I have been riding the Open Corsa CX tires for about 6 months. I really like them. The first thing I noticed was the reduced road noise vs. Michelin Pro 3 tires they replaced. I have Michelin butyl tubes in them and some day I would like to try latex tubes. But for now, I really like the ride quality. I will admit that like Pitts Pilot, the rear tire can slip on steep, wet roads. However, I have two new Veloflex Corsa 23 mm tires waiting to replace the Vittorias when they wear out. In fact, you might argue that the Veloflexes are "real" Vittorias and the Thailand Vittorias are mere imposters. My 23 mm Open Corsa CX tires actually measure a hair over 25 mm on A23 rims.


----------



## metoou2 (Mar 18, 2009)

WeakSister said:


> It depends on what you want out of a tire. The Conti is more flat-resistant, but does not have the ride quality of the Corsa CX. Also, all this talk about the Corsa performing poorly in wet conditions is overblown.


I'll send ya pics of my scars. 
Went for (5) years with no, none, zero, out of competition crashes. I just had to try out the Vittorias after reading all the reviews. (clinchers)

They let go in the wet with no warning. It makes for an ugly crash.

First was in a complete downpour. We all backed off on the speed a bit. We were on black asphalt. There was a slight, linear depression in the pavement. My tire followed the depression and the front let go (while I was traveling in a straight line), and bam, I'm on the ground.

Second crash was (5) months later. No rain at all. It was heavy dew covering black asphalt. Slight bend in the road and again the front let go. It took quite some time to get that 'feeling' out of my head. 

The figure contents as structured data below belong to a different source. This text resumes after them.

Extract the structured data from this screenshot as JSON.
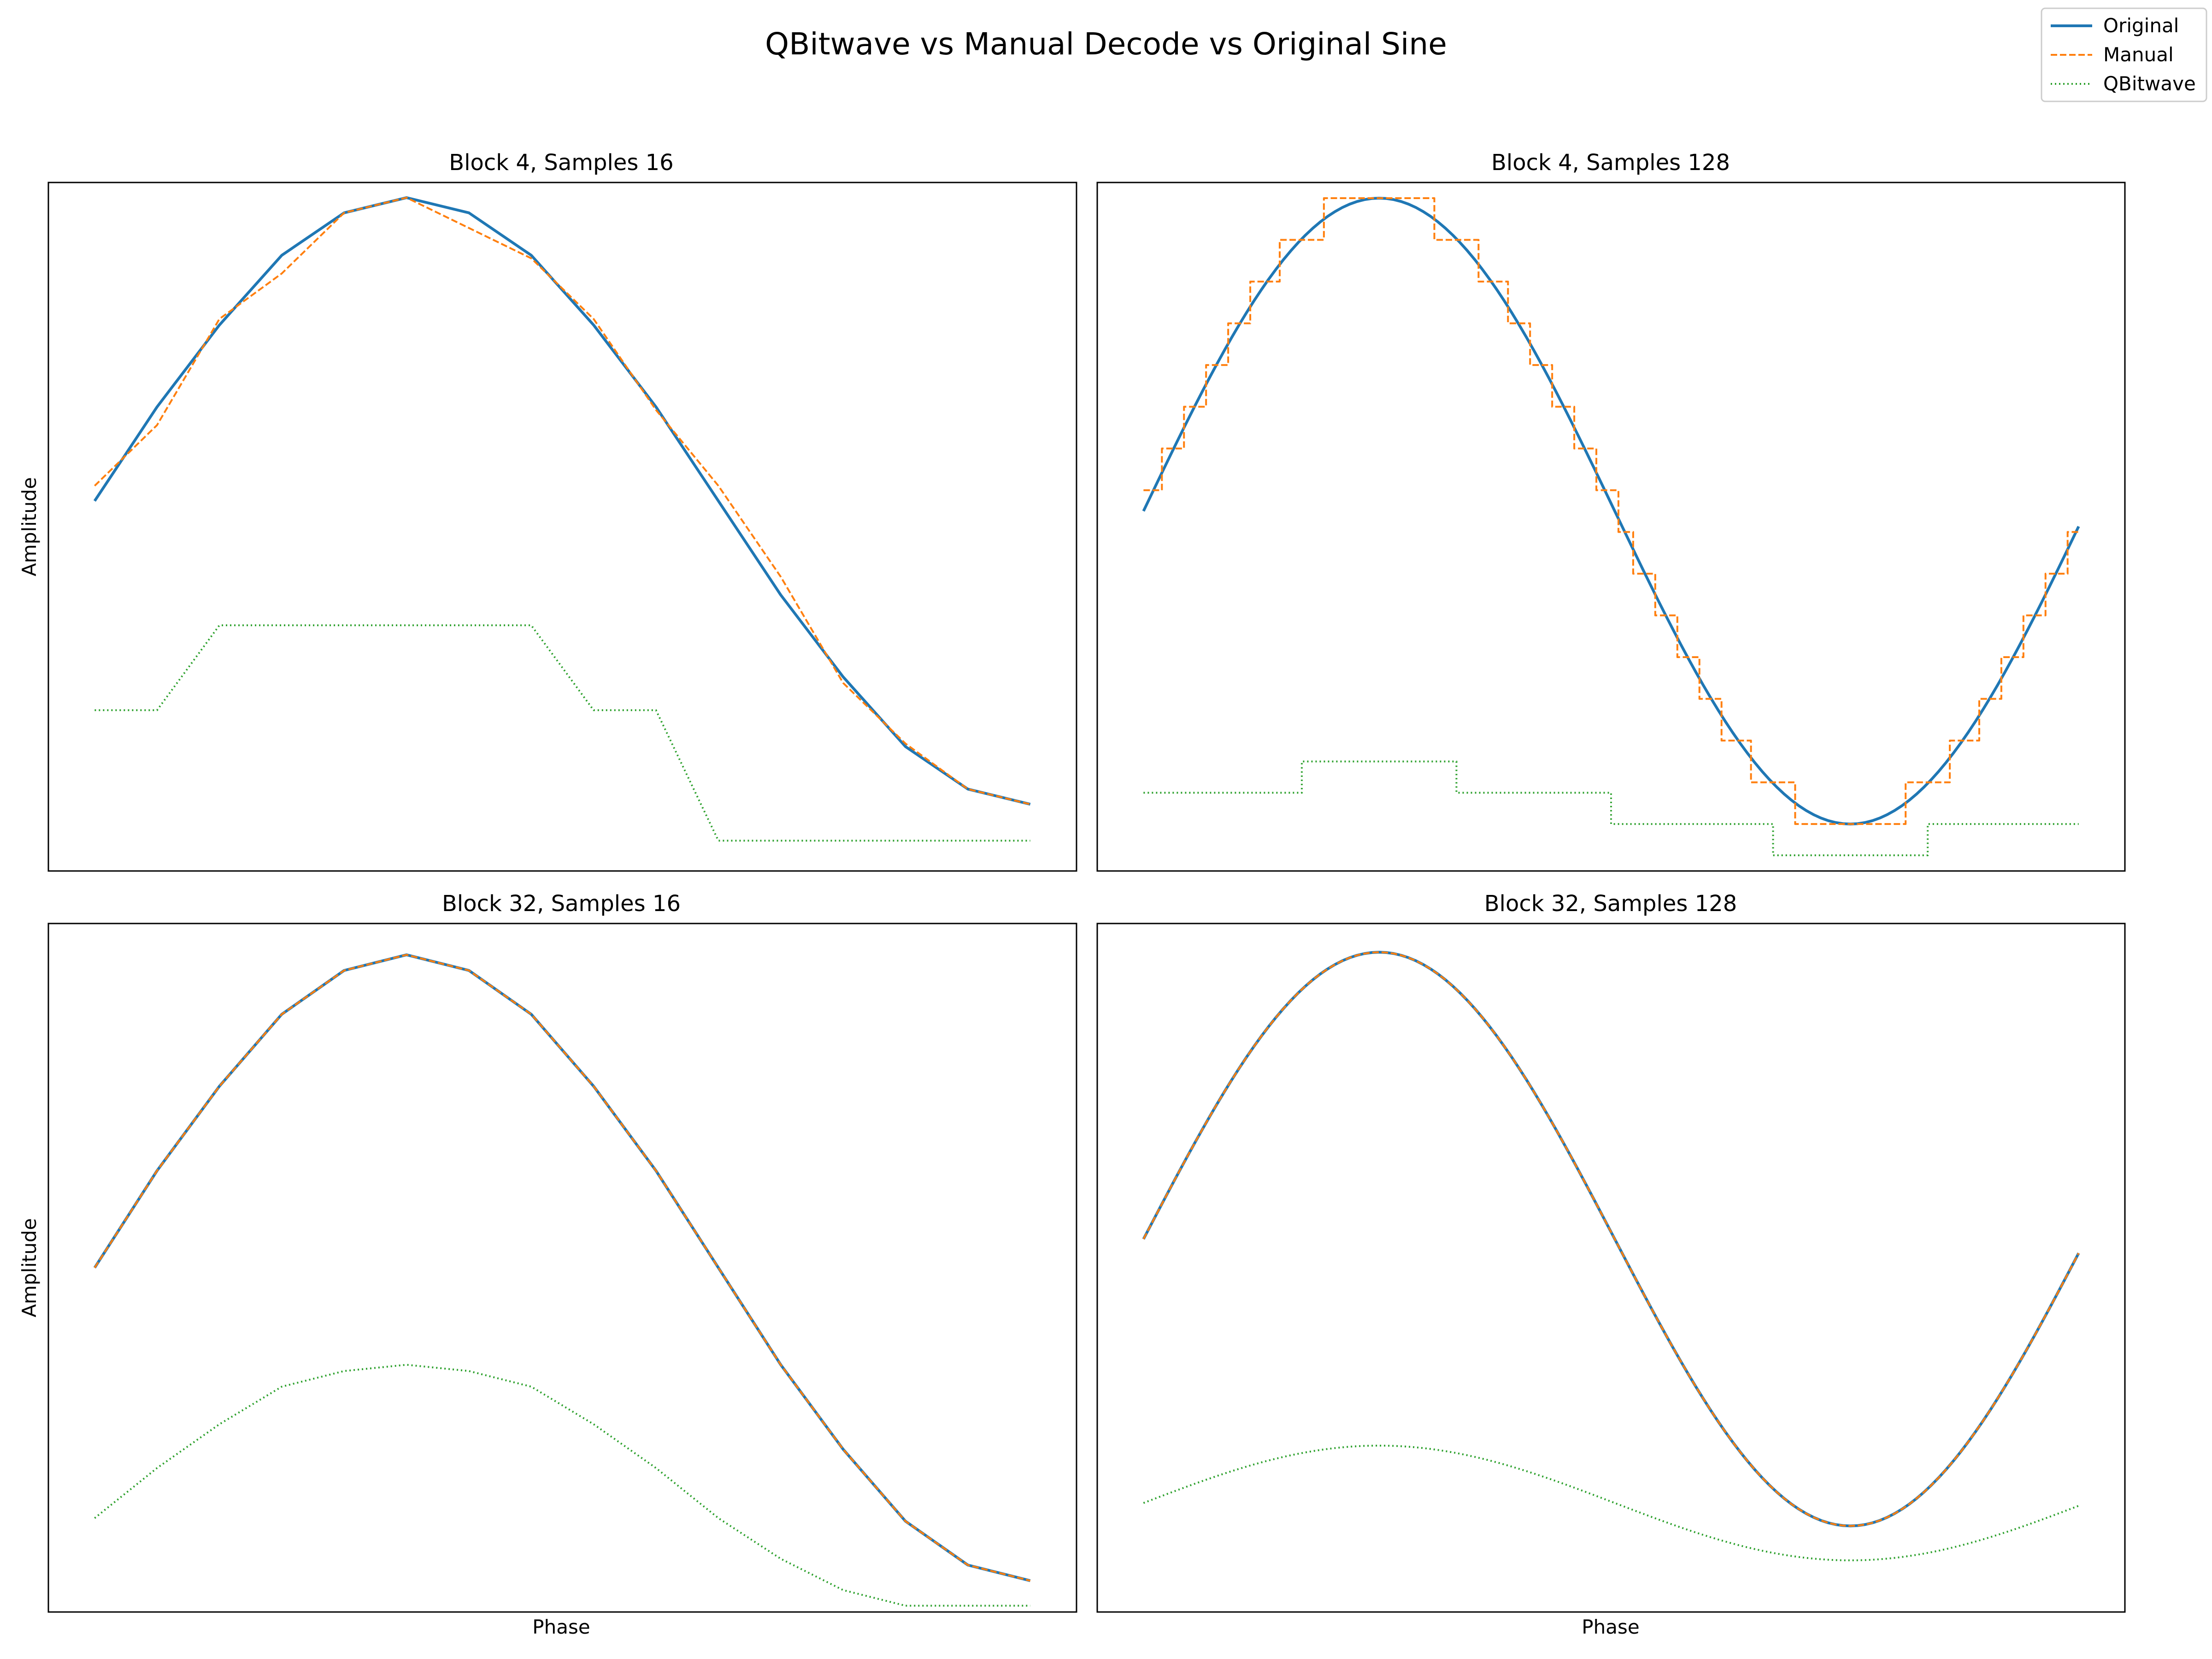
{
  "figure": {
    "title": "QBitwave vs Manual Decode vs Original Sine"
  },
  "legend": {
    "placement": "top-right",
    "entries": [
      {
        "name": "Original",
        "color": "#1f77b4",
        "style": "solid"
      },
      {
        "name": "Manual",
        "color": "#ff7f0e",
        "style": "dashed"
      },
      {
        "name": "QBitwave",
        "color": "#2ca02c",
        "style": "dotted"
      }
    ]
  },
  "chart_data": [
    {
      "type": "line",
      "title": "Block 4, Samples 16",
      "xlabel": "",
      "ylabel": "Amplitude",
      "grid": false,
      "xlim": [
        0,
        15
      ],
      "ylim": [
        -1.22,
        1.05
      ],
      "x": [
        0,
        1,
        2,
        3,
        4,
        5,
        6,
        7,
        8,
        9,
        10,
        11,
        12,
        13,
        14,
        15
      ],
      "series": [
        {
          "name": "Original",
          "values": [
            0.0,
            0.31,
            0.58,
            0.81,
            0.95,
            1.0,
            0.95,
            0.81,
            0.58,
            0.31,
            0.0,
            -0.31,
            -0.58,
            -0.81,
            -0.95,
            -1.0
          ]
        },
        {
          "name": "Manual",
          "values": [
            0.05,
            0.25,
            0.6,
            0.75,
            0.95,
            1.0,
            0.9,
            0.8,
            0.6,
            0.3,
            0.05,
            -0.25,
            -0.6,
            -0.8,
            -0.95,
            -1.0
          ]
        },
        {
          "name": "QBitwave",
          "values": [
            -0.69,
            -0.69,
            -0.41,
            -0.41,
            -0.41,
            -0.41,
            -0.41,
            -0.41,
            -0.69,
            -0.69,
            -1.12,
            -1.12,
            -1.12,
            -1.12,
            -1.12,
            -1.12
          ]
        }
      ]
    },
    {
      "type": "line",
      "title": "Block 4, Samples 128",
      "xlabel": "",
      "ylabel": "",
      "grid": false,
      "xlim": [
        0,
        127
      ],
      "ylim": [
        -1.15,
        1.05
      ],
      "x_range": [
        0,
        127
      ],
      "series": [
        {
          "name": "Original",
          "values": "sine"
        },
        {
          "name": "Manual",
          "values": "sine quantized to 16 levels (step)"
        },
        {
          "name": "QBitwave",
          "values": [
            -0.9,
            -0.8,
            -0.9,
            -1.0,
            -1.1,
            -1.0
          ]
        }
      ]
    },
    {
      "type": "line",
      "title": "Block 32, Samples 16",
      "xlabel": "Phase",
      "ylabel": "Amplitude",
      "grid": false,
      "xlim": [
        0,
        15
      ],
      "ylim": [
        -1.1,
        1.1
      ],
      "x": [
        0,
        1,
        2,
        3,
        4,
        5,
        6,
        7,
        8,
        9,
        10,
        11,
        12,
        13,
        14,
        15
      ],
      "series": [
        {
          "name": "Original",
          "values": [
            0.0,
            0.31,
            0.58,
            0.81,
            0.95,
            1.0,
            0.95,
            0.81,
            0.58,
            0.31,
            0.0,
            -0.31,
            -0.58,
            -0.81,
            -0.95,
            -1.0
          ]
        },
        {
          "name": "Manual",
          "values": [
            0.0,
            0.31,
            0.58,
            0.81,
            0.95,
            1.0,
            0.95,
            0.81,
            0.58,
            0.31,
            0.0,
            -0.31,
            -0.58,
            -0.81,
            -0.95,
            -1.0
          ]
        },
        {
          "name": "QBitwave",
          "values": [
            -0.8,
            -0.64,
            -0.5,
            -0.38,
            -0.33,
            -0.31,
            -0.33,
            -0.38,
            -0.5,
            -0.64,
            -0.8,
            -0.93,
            -1.03,
            -1.08,
            -1.08,
            -1.08
          ]
        }
      ]
    },
    {
      "type": "line",
      "title": "Block 32, Samples 128",
      "xlabel": "Phase",
      "ylabel": "",
      "grid": false,
      "xlim": [
        0,
        127
      ],
      "ylim": [
        -1.3,
        1.1
      ],
      "x_range": [
        0,
        127
      ],
      "series": [
        {
          "name": "Original",
          "values": "sine"
        },
        {
          "name": "Manual",
          "values": "sine"
        },
        {
          "name": "QBitwave",
          "values": "0.2 * sine - 0.92"
        }
      ]
    }
  ]
}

Turn the page; for a sunny day tire, Vittorias can't be beat. They roll fast, smooth and will hug a corner better than any tire I've been on.


----------



## gibson00 (Aug 7, 2006)

metoou2 said:


> I'll send ya pics of my scars.
> Went for (5) years with no, none, zero, out of competition crashes. I just had to try out the Vittorias after reading all the reviews. (clinchers)
> 
> They let go in the wet with no warning. It makes for an ugly crash.
> ...


I believe you, but I also believe you'll read the same sort of reports for all tires, just like you'll read about folks getting punctures (bad luck sometimes) with all tires.
I actually found that with clinchers, Conti GP4000S tires felt the most slippery on wet roads, like they were swimming around underneath me. The Vittoria's felt the best to me, I jut found that they seemed to hug the road more, wet and dry, due to their suppleness. Michelin Pro 3's and 4's......garbage IMHO. Just hold them in your hand, they don't even feel like rubber, more like a hard plastic...
This past Summer all my riding was on the tubular version of said Vittoria's, including a lot of wet riding. No flats, no falls, felt great.
Different strokes...
I should add that, I weigh about 178, so probably weigh a bit more than some folks here, and maybe helps keeping the tires from slipping... 
Cheers


----------



## Mike T. (Feb 3, 2004)

Right now at Ribble - about $28 each if you spend over $55. The best I usually see is around $40 each.


----------



## stringcatt (Jun 20, 2009)

*If you still haven't figured it out*



zone5 said:


> Grips well on dry but it's gets hairy even on foggy days. Big no no in rain! Mileage wise, I got about more than 3K of mixed road and rollers.
> 
> I bought the CS version with the new compound and tread design but I have not ridden it in the rain.


These tire are DIRECTIONAL.


----------



## Notvintage (May 19, 2013)

I absolutely love them and have used them exclusively year round. They are stellar performers and it's the only tire I will buy. Do they last like Conties? No, but life is too short to ride mediocre tires.


----------



## tihsepa (Nov 27, 2008)

stringcatt said:


> These tire are DIRECTIONAL.


This is riveting.


----------